The *WSJ* re-examined the data, but used different tests (they used the same model). Their tests gave p-values from 0.051 to about 0.054; which are, by custom, *not* statistically significant.

Real money is involved, because if “significance” isn’t reached, Boston Scientific can’t sell their stents. But what the *WSJ* is quibbling, because there is no real-life difference between 0.049 and 0.051. P-values do not answer the only question of interest: does the stent work?

**The moral of the story**

No theory should be believed because a statistical model reached “significance” on a set of already-observed data. What makes a theory useful is that it can predict accurately *never-before-observed* data.

Statistics can be used for these predictions, but it almost never is.

I think predictions are avoided on the principle that when ignorance is bliss, tis folly to know that your theory can’t be published.

Incidentally, we statisticians have heard every version of “liars figure”, “dammed lies”, etc., so you’ll pardon me for not chuckling when in response you whip out your Disraeli.

**Update** If you thought this post was bad, you might try watching this video (I can think of at least two good reasons to): A Strange Tale About Probability.
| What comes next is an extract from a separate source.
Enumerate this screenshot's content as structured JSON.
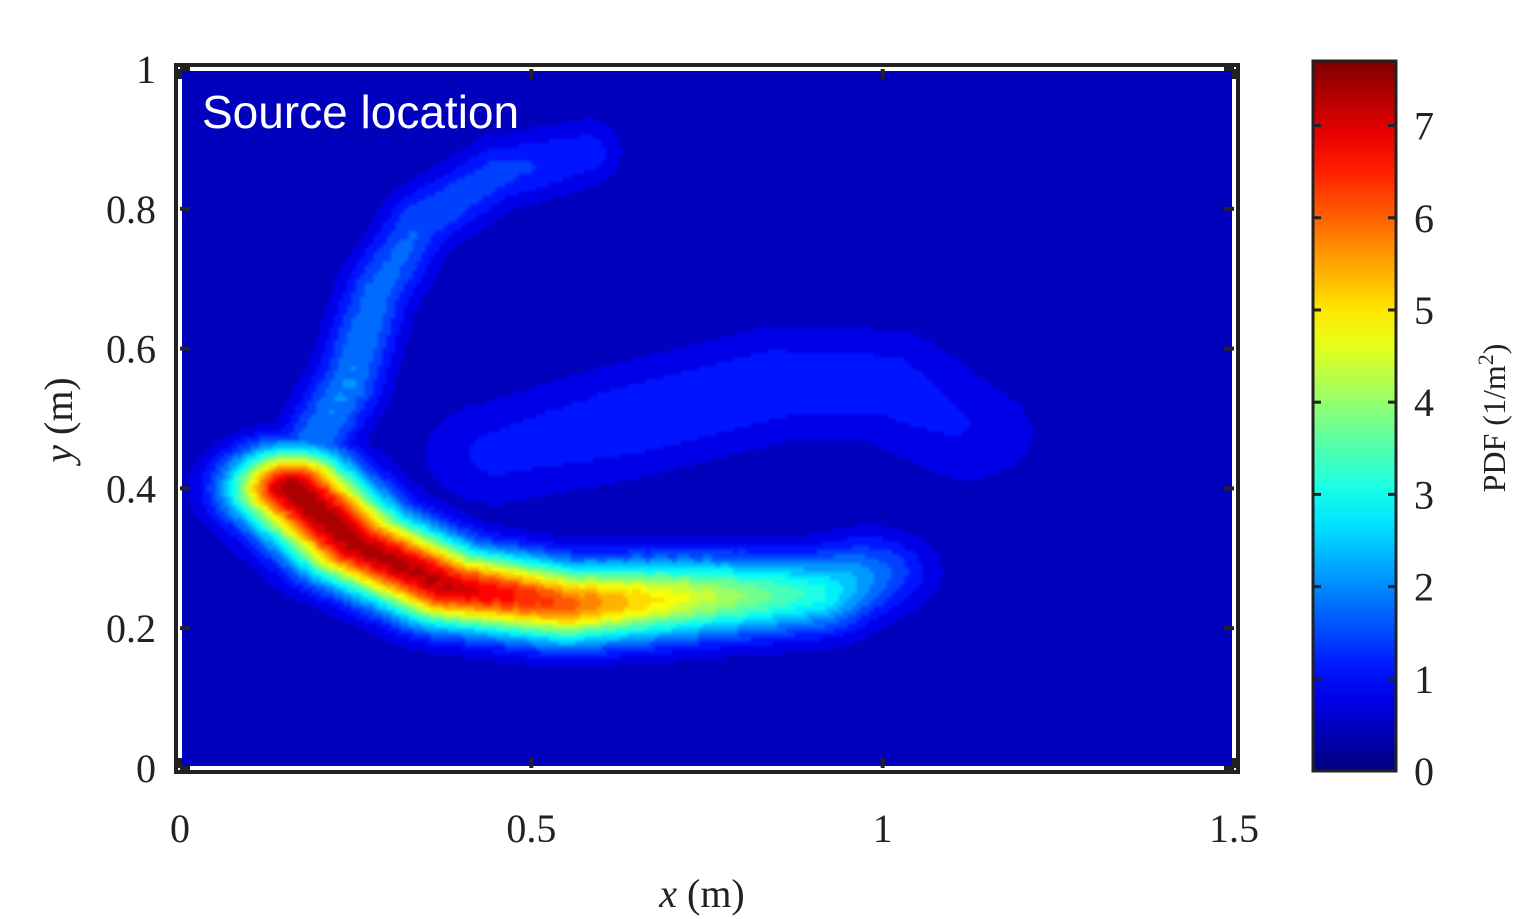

Your right that there is little difference in 0.049 and 0.051 p-factors. They’re just a matter of judgment anyway so any value should suffice. In fact, I once came across a NIH study that used 0.2. Must be that Bayesian stuff — anything goes. You forgot to mention this as a last-straw technique.

I conducted many tests as a youngster and determined that jellied bread falls jelly side down a significant number of times (p-factor 0.5). In subsequent tests, this occurred at the same rate as predicted by my model so I know it’s not just an illusion. Pretty darn good, huh?

hmmm … one chance in a bouillon and a model with two modes? I presume ‘Latch’ is Paul’s stage name although he did look quite at home.

So now we see why you’ve been so “busy”, eh? All that surfin’ and formulae-ala-Twyla selection must have taken an enormous amount of time away from real work. You have our sympathies.

Neural networks and the closely related PCA method can be used to fit almost any dataset. Getting them to properly predict things is a “trick” much more difficult than the ones used by the researchers at CRU. I use MLP networks for classifiers and found that a full understanding of the statistics and also what is in the datasets is necessary to get good results. I’ve seen PhDs run away from the MLP because it was too tough to tame. I say not so if you are careful how you use it. I find it interesting that most of the text books I’ve read don’t go into some of the “tricks” I’m using, like they don’t care about real world accuracy and are more interested in the theory than practical aspects.